I just finished reading a very interesting article in the L.A. Times on abortion titled “Abortion’s Battle of Messages.” The authors are former presidents of abortion-choice groups. Frances Kissling is the former president of Catholics for a Free Choice, and Kate Michelman is the former president of NARAL Pro-Choice America. What they say in the article is as interesting as what they fail to say.

They admit that the pro-life movement is a formidable foe with strong arguments and good tactics. They also admit that pro-lifers have moved the debate from the woman’s choice, to the status of the unborn. They also admit that the cards are currently stacked against them in the abortion debate.

Then they note some areas they need to re-message if they hope to convince America of their position. They ended the article by saying, “If pro-choice values are to regain the moral high ground, genuine discussion about these challenges needs to take place within the movement. It is inadequate to try to message our way out of this problem. Our vigorous defense of the right to choose needs to be accompanied by greater openness regarding the real conflict between life and choice, between rights and responsibility. It is time for a serious reassessment of how to think about abortion in a world that is radically changed from 1973.”

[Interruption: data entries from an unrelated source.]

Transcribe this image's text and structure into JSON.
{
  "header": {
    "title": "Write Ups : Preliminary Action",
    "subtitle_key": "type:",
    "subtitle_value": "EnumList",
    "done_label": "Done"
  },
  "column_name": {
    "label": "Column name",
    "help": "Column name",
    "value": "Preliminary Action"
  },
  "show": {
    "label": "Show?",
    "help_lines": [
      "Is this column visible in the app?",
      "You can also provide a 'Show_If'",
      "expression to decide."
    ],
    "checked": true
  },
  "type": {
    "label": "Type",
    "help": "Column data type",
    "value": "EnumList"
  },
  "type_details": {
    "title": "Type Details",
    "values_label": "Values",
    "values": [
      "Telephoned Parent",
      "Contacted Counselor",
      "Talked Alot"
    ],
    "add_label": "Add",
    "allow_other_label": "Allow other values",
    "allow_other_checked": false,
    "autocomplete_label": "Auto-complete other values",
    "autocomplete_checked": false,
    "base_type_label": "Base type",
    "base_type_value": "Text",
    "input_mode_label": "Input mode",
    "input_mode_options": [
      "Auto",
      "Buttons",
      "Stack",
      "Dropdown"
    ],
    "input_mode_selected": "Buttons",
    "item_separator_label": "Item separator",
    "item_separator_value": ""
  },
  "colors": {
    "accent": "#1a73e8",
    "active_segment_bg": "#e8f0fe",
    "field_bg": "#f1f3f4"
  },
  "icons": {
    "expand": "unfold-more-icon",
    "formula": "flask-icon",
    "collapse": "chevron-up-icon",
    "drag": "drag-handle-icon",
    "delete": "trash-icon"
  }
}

That’s what they say. What they did not say is how to deal with the challenges posed by pro-life apologists. They did not attempt to show why our arguments are mistaken. They did not attempt to show that the unborn are not human persons in the human community. They did not offer any content for repackaging the pro-abortion message. They merely presented the daunting challenge abortion-choicers are facing if they hope to turn back the tide. I think that shows us where we are at in the intellectual aspect of this debate: on the winning side.